In der dritten Staffel nun setzt Lynch den Originalsoundtrack von Badalamenti nur selten ein. Stattdessen greift er auf sein musikalisches Referenzsystem zurück, das seit den ersten beiden Staffeln stetig gewachsen ist. Etwa Sky Ferreira, Moby, Nine Inch Nails: Sie verwendeten Dialogzeilen aus «Twin Peaks» für ihr eigenes Werk, sampelten den Soundtrack oder arbeiteten direkt mit Lynch zusammen. In «Twin Peaks» tauchen die KünstlerInnen – neben einem Dutzend weiterer MusikerInnen – für einen Gastauftritt auf der Bühne des Roadhouse oder in einer Gastrolle wieder auf.

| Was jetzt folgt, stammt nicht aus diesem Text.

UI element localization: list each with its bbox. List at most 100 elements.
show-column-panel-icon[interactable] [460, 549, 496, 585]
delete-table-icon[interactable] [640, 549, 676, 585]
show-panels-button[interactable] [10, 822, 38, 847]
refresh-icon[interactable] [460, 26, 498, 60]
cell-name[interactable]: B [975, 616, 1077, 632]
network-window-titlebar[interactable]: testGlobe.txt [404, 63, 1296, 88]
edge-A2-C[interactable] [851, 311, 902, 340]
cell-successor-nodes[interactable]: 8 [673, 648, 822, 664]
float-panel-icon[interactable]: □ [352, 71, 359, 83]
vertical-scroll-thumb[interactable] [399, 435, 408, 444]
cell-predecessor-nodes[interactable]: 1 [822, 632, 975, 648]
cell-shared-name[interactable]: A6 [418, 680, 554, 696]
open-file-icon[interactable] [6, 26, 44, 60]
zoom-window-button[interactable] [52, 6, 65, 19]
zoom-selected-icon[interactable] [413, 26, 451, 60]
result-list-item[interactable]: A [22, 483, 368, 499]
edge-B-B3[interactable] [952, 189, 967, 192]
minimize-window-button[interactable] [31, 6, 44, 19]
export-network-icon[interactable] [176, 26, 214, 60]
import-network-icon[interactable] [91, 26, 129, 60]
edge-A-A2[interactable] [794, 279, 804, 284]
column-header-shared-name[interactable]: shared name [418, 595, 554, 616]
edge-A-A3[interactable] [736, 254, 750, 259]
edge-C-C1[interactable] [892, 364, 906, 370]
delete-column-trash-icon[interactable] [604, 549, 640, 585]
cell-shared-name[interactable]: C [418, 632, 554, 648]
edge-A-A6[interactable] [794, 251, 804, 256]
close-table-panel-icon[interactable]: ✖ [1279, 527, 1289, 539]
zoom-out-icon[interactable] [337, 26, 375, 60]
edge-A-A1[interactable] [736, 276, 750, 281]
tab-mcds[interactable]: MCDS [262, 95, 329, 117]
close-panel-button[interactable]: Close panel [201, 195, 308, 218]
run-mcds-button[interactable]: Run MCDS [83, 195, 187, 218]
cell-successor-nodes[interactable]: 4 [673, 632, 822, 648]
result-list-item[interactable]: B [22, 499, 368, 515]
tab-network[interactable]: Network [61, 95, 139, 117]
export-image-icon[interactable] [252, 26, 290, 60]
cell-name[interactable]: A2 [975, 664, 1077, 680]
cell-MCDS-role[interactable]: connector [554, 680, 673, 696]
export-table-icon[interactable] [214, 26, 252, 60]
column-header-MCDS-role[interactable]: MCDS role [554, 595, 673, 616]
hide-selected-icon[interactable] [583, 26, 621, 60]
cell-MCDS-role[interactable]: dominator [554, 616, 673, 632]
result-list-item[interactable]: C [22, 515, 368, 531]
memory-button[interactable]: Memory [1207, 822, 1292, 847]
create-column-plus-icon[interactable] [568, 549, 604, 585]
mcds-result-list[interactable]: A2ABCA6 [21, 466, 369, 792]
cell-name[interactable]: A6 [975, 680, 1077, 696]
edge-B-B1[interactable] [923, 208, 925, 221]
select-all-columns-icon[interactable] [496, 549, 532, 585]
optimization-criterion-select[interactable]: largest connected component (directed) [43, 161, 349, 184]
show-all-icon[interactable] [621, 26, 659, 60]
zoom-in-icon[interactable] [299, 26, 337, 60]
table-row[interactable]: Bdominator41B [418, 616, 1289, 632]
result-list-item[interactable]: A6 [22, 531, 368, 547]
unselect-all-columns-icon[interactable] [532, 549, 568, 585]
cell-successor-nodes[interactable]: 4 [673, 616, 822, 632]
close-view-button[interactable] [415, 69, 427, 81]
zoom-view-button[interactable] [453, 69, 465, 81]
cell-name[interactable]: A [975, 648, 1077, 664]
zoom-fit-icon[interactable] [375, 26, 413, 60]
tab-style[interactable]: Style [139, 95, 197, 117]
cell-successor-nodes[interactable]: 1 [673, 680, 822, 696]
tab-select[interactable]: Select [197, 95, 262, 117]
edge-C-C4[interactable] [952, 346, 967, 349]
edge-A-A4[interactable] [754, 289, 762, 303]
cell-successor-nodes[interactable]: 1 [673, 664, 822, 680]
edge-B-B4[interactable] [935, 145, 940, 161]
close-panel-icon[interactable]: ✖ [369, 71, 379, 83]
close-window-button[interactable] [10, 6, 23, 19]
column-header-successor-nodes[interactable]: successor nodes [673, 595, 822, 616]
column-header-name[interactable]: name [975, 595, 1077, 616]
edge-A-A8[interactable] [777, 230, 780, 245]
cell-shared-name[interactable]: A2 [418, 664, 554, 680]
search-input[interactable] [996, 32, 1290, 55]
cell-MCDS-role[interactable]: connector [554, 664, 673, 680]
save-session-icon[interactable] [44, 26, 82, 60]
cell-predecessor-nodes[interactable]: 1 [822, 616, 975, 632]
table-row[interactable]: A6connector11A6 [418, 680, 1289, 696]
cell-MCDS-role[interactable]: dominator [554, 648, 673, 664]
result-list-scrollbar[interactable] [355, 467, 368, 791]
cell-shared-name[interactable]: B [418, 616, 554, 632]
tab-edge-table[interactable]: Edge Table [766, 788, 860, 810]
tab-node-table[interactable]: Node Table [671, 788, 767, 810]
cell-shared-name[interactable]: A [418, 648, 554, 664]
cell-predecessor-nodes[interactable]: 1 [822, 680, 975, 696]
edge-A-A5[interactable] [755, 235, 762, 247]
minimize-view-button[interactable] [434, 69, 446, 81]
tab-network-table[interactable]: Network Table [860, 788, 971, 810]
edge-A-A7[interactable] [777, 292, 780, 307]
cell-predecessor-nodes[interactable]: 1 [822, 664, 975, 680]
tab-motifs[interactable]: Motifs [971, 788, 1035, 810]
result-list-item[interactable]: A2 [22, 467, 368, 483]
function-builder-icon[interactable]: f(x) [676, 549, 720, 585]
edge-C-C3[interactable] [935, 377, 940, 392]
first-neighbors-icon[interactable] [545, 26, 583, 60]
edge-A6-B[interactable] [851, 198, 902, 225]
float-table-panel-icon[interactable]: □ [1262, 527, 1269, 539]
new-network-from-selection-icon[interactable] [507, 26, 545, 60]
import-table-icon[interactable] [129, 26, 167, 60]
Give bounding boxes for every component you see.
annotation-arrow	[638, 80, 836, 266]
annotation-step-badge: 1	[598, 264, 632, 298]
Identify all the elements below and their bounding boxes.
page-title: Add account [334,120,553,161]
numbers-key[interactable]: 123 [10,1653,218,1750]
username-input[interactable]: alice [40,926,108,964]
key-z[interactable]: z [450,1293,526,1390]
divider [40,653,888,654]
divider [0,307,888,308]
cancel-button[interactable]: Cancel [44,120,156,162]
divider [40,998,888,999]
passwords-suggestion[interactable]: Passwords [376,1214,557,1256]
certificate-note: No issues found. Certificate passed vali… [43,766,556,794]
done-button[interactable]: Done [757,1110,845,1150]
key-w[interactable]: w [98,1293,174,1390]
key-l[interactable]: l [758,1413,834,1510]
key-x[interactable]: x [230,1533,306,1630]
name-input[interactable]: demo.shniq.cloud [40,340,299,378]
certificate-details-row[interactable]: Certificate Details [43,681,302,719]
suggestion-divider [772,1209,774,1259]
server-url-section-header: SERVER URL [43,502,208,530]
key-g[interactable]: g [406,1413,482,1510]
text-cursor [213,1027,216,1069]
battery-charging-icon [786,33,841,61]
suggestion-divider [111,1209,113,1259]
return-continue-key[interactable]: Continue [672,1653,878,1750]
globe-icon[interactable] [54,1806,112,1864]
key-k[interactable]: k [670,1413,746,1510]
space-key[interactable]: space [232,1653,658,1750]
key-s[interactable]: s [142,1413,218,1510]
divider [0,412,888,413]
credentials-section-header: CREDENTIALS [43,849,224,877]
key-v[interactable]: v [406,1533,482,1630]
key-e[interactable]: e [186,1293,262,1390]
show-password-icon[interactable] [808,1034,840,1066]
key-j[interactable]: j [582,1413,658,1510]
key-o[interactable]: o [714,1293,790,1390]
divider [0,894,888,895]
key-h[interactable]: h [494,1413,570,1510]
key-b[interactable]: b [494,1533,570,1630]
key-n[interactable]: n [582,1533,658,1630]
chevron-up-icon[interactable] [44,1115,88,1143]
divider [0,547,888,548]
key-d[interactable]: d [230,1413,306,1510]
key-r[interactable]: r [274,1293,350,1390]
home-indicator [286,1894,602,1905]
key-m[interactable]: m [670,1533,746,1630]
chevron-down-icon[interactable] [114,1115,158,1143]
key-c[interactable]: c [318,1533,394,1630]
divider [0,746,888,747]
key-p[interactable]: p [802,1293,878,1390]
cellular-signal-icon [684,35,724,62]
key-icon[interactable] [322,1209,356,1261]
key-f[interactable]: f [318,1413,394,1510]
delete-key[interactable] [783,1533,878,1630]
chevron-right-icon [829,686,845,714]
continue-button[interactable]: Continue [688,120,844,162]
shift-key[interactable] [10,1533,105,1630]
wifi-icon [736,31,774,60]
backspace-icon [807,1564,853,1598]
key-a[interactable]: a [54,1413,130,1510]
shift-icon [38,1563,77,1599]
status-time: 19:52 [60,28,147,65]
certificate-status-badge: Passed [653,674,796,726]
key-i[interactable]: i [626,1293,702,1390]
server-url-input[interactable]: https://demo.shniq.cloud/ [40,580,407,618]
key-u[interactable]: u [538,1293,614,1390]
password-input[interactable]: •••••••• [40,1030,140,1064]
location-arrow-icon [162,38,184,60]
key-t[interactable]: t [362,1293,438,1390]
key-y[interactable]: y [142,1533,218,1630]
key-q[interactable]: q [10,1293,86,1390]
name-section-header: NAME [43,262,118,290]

Auch Dean Hurley, der die letzten zwölf Jahre als Tontechniker für Lynch gearbeitet hat, ist wieder dabei: Zusammen entwickelten sie die Windgeräusche, die sphärischen Klänge, das elektronische Dröhnen, die wiederum im Mix des Sounddesigns landeten. Dieses setzt Lynch surreal, als zusätzliche erzählerische Ebene ein: Er überlagert Scores, lässt Geräusche den Bildern hinterherklingen, vergräbt Dialoge unter Alltagsgeräuschen und gibt so den Bildern eine unterschwellige Tiefe.